On Christmas Day morning, Bean wakes up and reveals the contents of the stockings. He then prepares to cook a turkey, but loses his watch while stuffing it. As he tries to retrieve it, he gets the turkey stuck on his head just as Irma arrives. To remove it, Irma ties a coal scuttle to the turkey and throws it out of the window, losing the turkey.

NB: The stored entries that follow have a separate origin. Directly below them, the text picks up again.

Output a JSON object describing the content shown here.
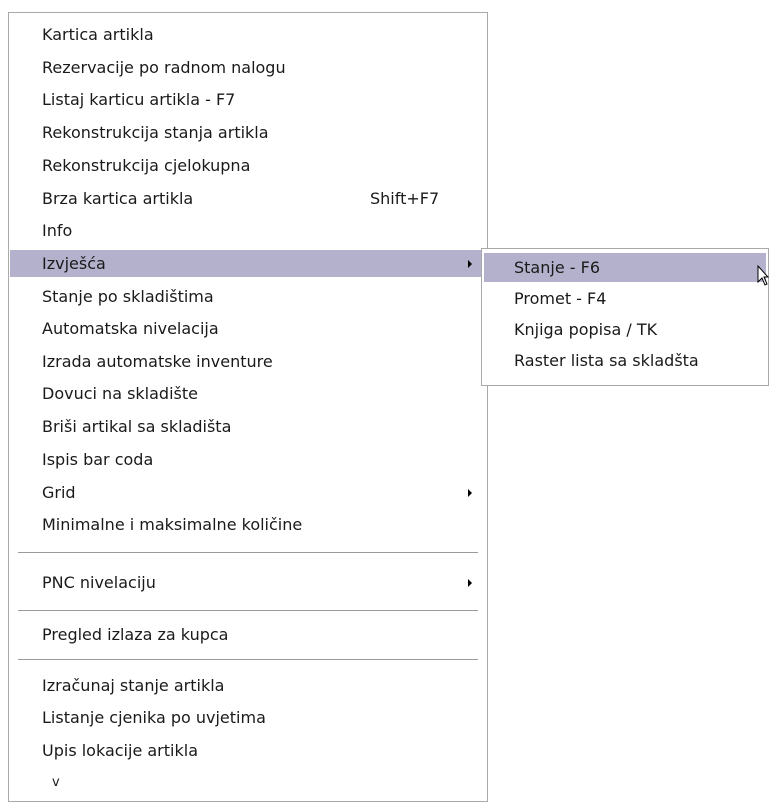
{
  "menu": {
    "items": [
      {
        "label": "Kartica artikla"
      },
      {
        "label": "Rezervacije po radnom nalogu"
      },
      {
        "label": "Listaj karticu artikla   - F7"
      },
      {
        "label": "Rekonstrukcija stanja artikla"
      },
      {
        "label": "Rekonstrukcija cjelokupna"
      },
      {
        "label": "Brza kartica artikla",
        "shortcut": "Shift+F7"
      },
      {
        "label": "Info"
      },
      {
        "label": "Izvješća",
        "selected": true,
        "has_submenu": true
      },
      {
        "label": "Stanje po skladištima"
      },
      {
        "label": "Automatska nivelacija"
      },
      {
        "label": "Izrada automatske inventure"
      },
      {
        "label": "Dovuci na skladište"
      },
      {
        "label": "Briši artikal sa skladišta"
      },
      {
        "label": "Ispis bar coda"
      },
      {
        "label": "Grid",
        "has_submenu": true
      },
      {
        "label": "Minimalne i maksimalne količine"
      },
      {
        "label": "PNC nivelaciju",
        "has_submenu": true
      },
      {
        "label": "Pregled izlaza za kupca"
      },
      {
        "label": "Izračunaj stanje artikla"
      },
      {
        "label": "Listanje cjenika po uvjetima"
      },
      {
        "label": "Upis lokacije artikla"
      }
    ],
    "more_indicator": "v"
  },
  "submenu": {
    "items": [
      {
        "label": "Stanje   - F6",
        "selected": true
      },
      {
        "label": "Promet   - F4"
      },
      {
        "label": "Knjiga popisa / TK"
      },
      {
        "label": "Raster lista sa skladšta"
      }
    ]
  },
  "colors": {
    "highlight": "#b3b1cc",
    "border": "#a9a9a9",
    "separator": "#9a9a9a"
  },
  "icons": {
    "submenu_arrow": "triangle-right-icon",
    "cursor": "mouse-pointer-icon"
  }
}
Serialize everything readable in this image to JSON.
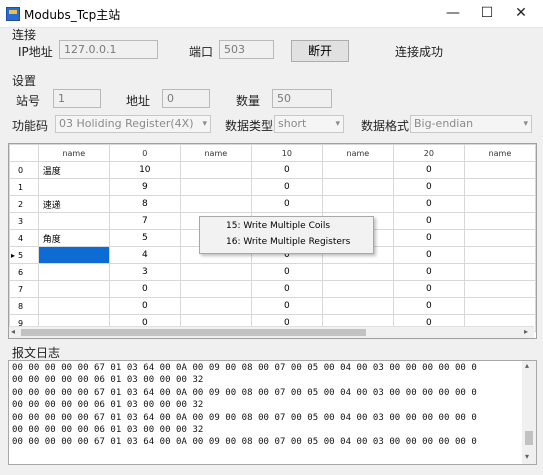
{
  "window": {
    "title": "Modubs_Tcp主站",
    "minimize": "—",
    "maximize": "☐",
    "close": "✕"
  },
  "connection": {
    "group_label": "连接",
    "ip_label": "IP地址",
    "ip_value": "127.0.0.1",
    "port_label": "端口",
    "port_value": "503",
    "disconnect_button": "断开",
    "status": "连接成功"
  },
  "settings": {
    "group_label": "设置",
    "station_label": "站号",
    "station_value": "1",
    "address_label": "地址",
    "address_value": "0",
    "quantity_label": "数量",
    "quantity_value": "50",
    "function_label": "功能码",
    "function_value": "03 Holiding Register(4X)",
    "datatype_label": "数据类型",
    "datatype_value": "short",
    "format_label": "数据格式",
    "format_value": "Big-endian"
  },
  "grid": {
    "headers": [
      "name",
      "0",
      "name",
      "10",
      "name",
      "20",
      "name"
    ],
    "rows": [
      {
        "index": "0",
        "name0": "温度",
        "v0": "10",
        "name10": "",
        "v10": "0",
        "name20": "",
        "v20": "0",
        "name30": ""
      },
      {
        "index": "1",
        "name0": "",
        "v0": "9",
        "name10": "",
        "v10": "0",
        "name20": "",
        "v20": "0",
        "name30": ""
      },
      {
        "index": "2",
        "name0": "速递",
        "v0": "8",
        "name10": "",
        "v10": "0",
        "name20": "",
        "v20": "0",
        "name30": ""
      },
      {
        "index": "3",
        "name0": "",
        "v0": "7",
        "name10": "",
        "v10": "4",
        "name20": "",
        "v20": "0",
        "name30": ""
      },
      {
        "index": "4",
        "name0": "角度",
        "v0": "5",
        "name10": "",
        "v10": "",
        "name20": "",
        "v20": "0",
        "name30": ""
      },
      {
        "index": "5",
        "name0": "",
        "v0": "4",
        "name10": "",
        "v10": "0",
        "name20": "",
        "v20": "0",
        "name30": ""
      },
      {
        "index": "6",
        "name0": "",
        "v0": "3",
        "name10": "",
        "v10": "0",
        "name20": "",
        "v20": "0",
        "name30": ""
      },
      {
        "index": "7",
        "name0": "",
        "v0": "0",
        "name10": "",
        "v10": "0",
        "name20": "",
        "v20": "0",
        "name30": ""
      },
      {
        "index": "8",
        "name0": "",
        "v0": "0",
        "name10": "",
        "v10": "0",
        "name20": "",
        "v20": "0",
        "name30": ""
      },
      {
        "index": "9",
        "name0": "",
        "v0": "0",
        "name10": "",
        "v10": "0",
        "name20": "",
        "v20": "0",
        "name30": ""
      }
    ],
    "current_row_marker": "▸",
    "selection_color": "#0d6cd4"
  },
  "context_menu": {
    "items": [
      "15:  Write Multiple Coils",
      "16:  Write Multiple Registers"
    ]
  },
  "log": {
    "label": "报文日志",
    "lines": [
      "00 00 00 00 00 67 01 03 64 00 0A 00 09 00 08 00 07 00 05 00 04 00 03 00 00 00 00 00 0",
      "00 00 00 00 00 06 01 03 00 00 00 32",
      "00 00 00 00 00 67 01 03 64 00 0A 00 09 00 08 00 07 00 05 00 04 00 03 00 00 00 00 00 0",
      "00 00 00 00 00 06 01 03 00 00 00 32",
      "00 00 00 00 00 67 01 03 64 00 0A 00 09 00 08 00 07 00 05 00 04 00 03 00 00 00 00 00 0",
      "00 00 00 00 00 06 01 03 00 00 00 32",
      "00 00 00 00 00 67 01 03 64 00 0A 00 09 00 08 00 07 00 05 00 04 00 03 00 00 00 00 00 0"
    ]
  }
}
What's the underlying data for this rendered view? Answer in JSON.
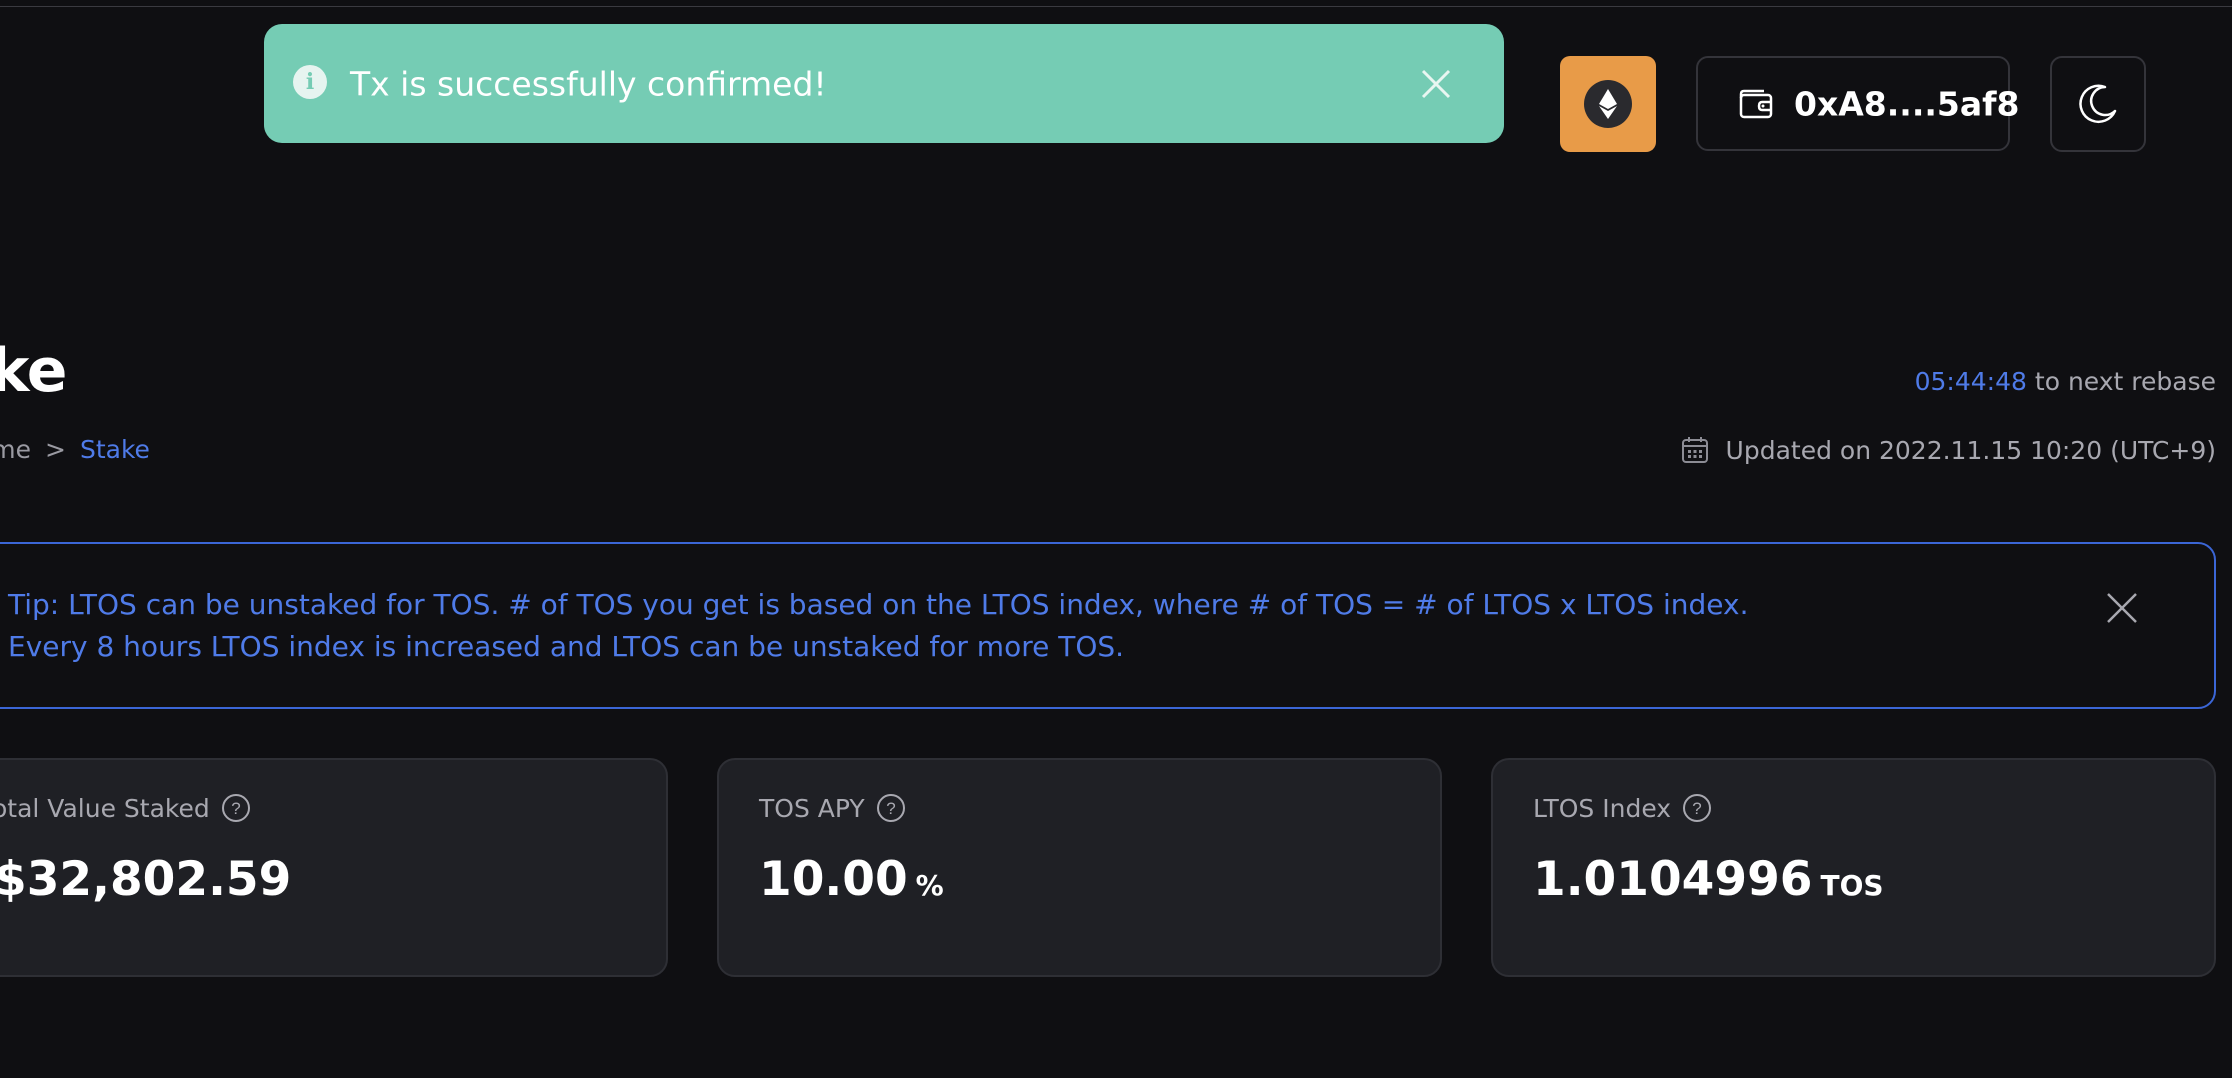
{
  "toast": {
    "message": "Tx is successfully confirmed!",
    "icon": "info-icon",
    "background": "#75ccb4"
  },
  "header": {
    "network_icon": "ethereum-icon",
    "network_color": "#e89b48",
    "wallet_icon": "wallet-icon",
    "wallet_address": "0xA8....5af8",
    "theme_icon": "moon-icon"
  },
  "page": {
    "title": "ake",
    "breadcrumb": {
      "home": "ome",
      "separator": ">",
      "current": "Stake"
    }
  },
  "rebase": {
    "timer": "05:44:48",
    "suffix": "to next rebase"
  },
  "updated": {
    "icon": "calendar-icon",
    "text": "Updated on 2022.11.15 10:20 (UTC+9)"
  },
  "tip": {
    "line1": "Tip: LTOS can be unstaked for TOS. # of TOS you get is based on the LTOS index, where # of TOS = # of LTOS x LTOS index.",
    "line2": "Every 8 hours LTOS index is increased and LTOS can be unstaked for more TOS.",
    "accent": "#4f7be8"
  },
  "stats": [
    {
      "label": "otal Value Staked",
      "value": "$32,802.59",
      "unit": ""
    },
    {
      "label": "TOS APY",
      "value": "10.00",
      "unit": "%"
    },
    {
      "label": "LTOS Index",
      "value": "1.0104996",
      "unit": "TOS"
    }
  ]
}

After Bean and Irma dine on carrots and cranberry sauce sandwiches, Irma gifts Bean a model ship kit. In turn, Bean gives Irma her present, but she is disappointed to find that it is the picture from the window display, which is what he thought she was pointing to. Bean then realises that he "forgot the main bit" and takes out a ring box, which delights Irma. When she opens the box, however, she discovers that it actually contains a hook for the picture. Irma leaves the flat angrily, leaving Bean puzzled and hurt. Remembering his "super cracker", he decides to pull it himself, resulting in a loud explosion.

== Cast ==
- Rowan Atkinson – Mr. Bean
- Matilda Ziegler – Irma Gobb
- C. J. Allen — Santa outside Harrods
- Owen Brenman – Harrods clerk
- John Warner — Band conductor
- Lee Barrett — Pickpocket
- Robin Driscoll — Turkey weight customer (deleted scene, uncredited)

== Production ==
Most of the location scenes, set in a market, were shot on videotape in Kingston upon Thames. Studio sequences were recorded before a live audience at Thames Television's Teddington Studios. Following its broadcast on American cable television network HBO, this episode won the 1995 CableACE award for best comedy special.

A number of elements were used as inspiration for other programmes. The "lights on a major building being accidentally switched off" gag is used by comedian Peter Kay at the end of his Live at the Top of the Tower DVD, while the turkey scene inspired a scene in an episode of Friends titled "The One with All the Thanksgivings", and later led to an adaptation for the film Bean, though it was cut out of the international release (outside North America) and reserved for a special feature section entitled "Bean Scenes Unseen". Another turkey gag was used in the Mr. Bean: The Animated Series episode "Dinner for Two".

During the nativity scene, Bean introduces a military marching band while humming "The British Grenadiers", the first two bars of which is sampled in the theme tune to Blackadder Goes Forth, another sitcom Rowan Atkinson starred in and Richard Curtis co-wrote.

==Extended scene==
An extended scene shows Bean winning the turkey that eventually gets stuck on his head. The contest being to guess the turkey's weight, he sneaks bathroom scales to the counter; having already weighed himself, he subtracts his weight from the combined weight using a calculator. The person in charge of the contest is stunned when Bean guesses the exact weight and wins it. Bean then throws the turkey into the boot of his Mini and slams the door shut. This was not seen in the original broadcast of the episode but was included in the American broadcasts on HBO and included in some home media versions.